Wednesday, June 11, 2008

Spending time up there thinking really helped me figure out what I wanted to install in the space. Being in space where the only reason your there is to walk up the stairs, and to look out over the city and contemplate your own existence. It is a place where I feel a sense of isolation from the city, which I don't necessarily view as a bad thing. It is hard to exist within a society full of ideals which are often different from my own, but the view and also the journey help me to understand how we all exist in our own separate universe. I have been doing a lot of reading about existentialism, but have long had an interest in the absurdist ideas of Abert Camus. His novel The Stranger, was a great comfort to me at a time when I began to consider more deeply the consequences of having no faith. "To live without appeal, as he puts it, is a philosophical move that begins to define absolutes and universals subjectively, rather than objectively. The freedom of man is, thus, established in man's natural ability and opportunity to create his own meaning and purpose, to decide himself. The individual becomes the most precious unit of existence, as he represents a set of unique ideals that can be characterized as an entire universe by itself."

The Machine

In making this piece I have also been looking at the machines place in my studio practice.
I see the images I create on the screen as my way of drawing, and leaving my mark, however ephemeral on the space. I have been looking at the work of Bolint Bolyga, Jurg Lehni and Uli Franke, and Robert Currie recently. By creating their own machines to draw they remove their hands from the process, in doing so they rely on the natural universe, and audience participation to make the work. Working within the Electronic Arts department I have become very aware of the huge role the machine plays in my practice and what this means in terms of authorship. I still use my own hands and also rely on the inter-action of others to move and manipulate the machine to create the imagery, but the documentation of the installation is removed serveral times from the truth, through the use of so many machines. In this sense the fact that I staged the work as an installation piece is very important to me, taking the journey to the stairs (I know most people walked) being at the site immersed in the cityscape seemed to balance out all the machines, for a while I was able to look at the imagery as something that belonged, that reflected and was part of the city.

Installation footage

view of city from top of stairs

Tuesday, June 10, 2008

'site'




Instead of trying to create a scene within an exhibition environment I have decided to choose a site which reflects the ideas I want to express.

This staircase is just at the top of my street, they are over-grown and abandoned, two flights running in a heart shape to nothing but a cabbage tree and a view through a fence to the catholic primary school inside. The property is owned by the Catholic Diaosese, but the derelict stone stairs lie just outside of the schools boundary, surrounded by unkempt bush and weeds.

The idea of installing a piece at the top of these stairs started after walking up and down them with a friend of mine.
They are narrow and littered with glass, rubbish and twigs, their grandoise design make you anticipate something similar at the top.
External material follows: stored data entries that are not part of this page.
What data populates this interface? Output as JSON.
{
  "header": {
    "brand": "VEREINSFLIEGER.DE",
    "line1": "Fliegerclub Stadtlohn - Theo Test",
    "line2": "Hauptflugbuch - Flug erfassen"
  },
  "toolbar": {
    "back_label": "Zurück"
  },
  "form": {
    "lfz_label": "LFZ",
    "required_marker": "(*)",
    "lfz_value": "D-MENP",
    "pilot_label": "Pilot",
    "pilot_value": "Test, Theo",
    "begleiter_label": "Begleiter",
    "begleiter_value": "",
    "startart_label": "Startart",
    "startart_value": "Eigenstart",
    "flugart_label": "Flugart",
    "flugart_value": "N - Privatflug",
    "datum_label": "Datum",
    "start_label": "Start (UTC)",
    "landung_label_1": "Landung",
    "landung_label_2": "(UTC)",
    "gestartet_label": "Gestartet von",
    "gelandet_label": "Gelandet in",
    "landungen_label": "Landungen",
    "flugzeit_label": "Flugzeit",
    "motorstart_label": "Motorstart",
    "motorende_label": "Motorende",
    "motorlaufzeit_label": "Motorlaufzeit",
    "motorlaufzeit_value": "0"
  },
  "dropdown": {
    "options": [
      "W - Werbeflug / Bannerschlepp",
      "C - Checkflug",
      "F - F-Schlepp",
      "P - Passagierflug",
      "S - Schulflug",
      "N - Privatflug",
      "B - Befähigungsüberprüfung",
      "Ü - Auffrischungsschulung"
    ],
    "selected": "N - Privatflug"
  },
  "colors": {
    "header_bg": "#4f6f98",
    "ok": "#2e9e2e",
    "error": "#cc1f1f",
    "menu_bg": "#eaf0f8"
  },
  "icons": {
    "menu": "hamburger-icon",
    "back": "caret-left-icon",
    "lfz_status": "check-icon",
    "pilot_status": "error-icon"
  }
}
Although there was no Victorian manor, but an amazing view of the city, you can see down over the CBD and out across the habour, and to the south out to sea, when you go their at night the town is light up with an assortment of coloured lights, when you look closer, lights are changing, traffic is moving, people are walking, opening doors, pulling curtains.. having lives completely separate from my own, and there is no way I can reach them and tell them how I feel.

Sunday, June 8, 2008

Project Outline

Working within the Electronic Arts department I have become interested in using projection as a tool for my installation pieces. Coming from a prodominately philosophy and film background, I enjoy the challange of making an installation piece. I love the idea of immersing the viewer in the environment. I find it easier to engage people through film, so installation for me is a lot harder. All the senses are engaged in an installation, in order for me to express my feeling, the whole environment must express the same under lying idea's to the viewer.

I recently installed a piece entitled ‘Gully’ as part of my year three electronic arts criteria. I set up a white screen in the centre of the room; I used an overhead and Mylar photograph to project an image of the pine forest in Bathune's Gully, on the other side I set up a digital projector linked to a camera filming the same side of the screen. This created a distorted feedback effect, generating endless and filtering loops of my original images. The piece also invites people to step into the installation and be part of the imagery they see on the screen. There bodies become part of the scene displayed on the screen; they are part of one of my experiences. It is important for me to draw the audience with something they recognise, while still making the familiar unusual.

This work is definitely a starting point for this drawing project. I don't feel like I have resolved that work at all, I was just coming to terms with the ideas which inspired the piece when I installed it; I wasn't able to coherently express my own feelings. With this project I want to continue to work with the same projection ideas as I have been exploring and also try and make the environment and viewer more interactive. I at least want to make the audience think about the environment they are in and hopefully understand the conclusions I have made which are reflected in the installation.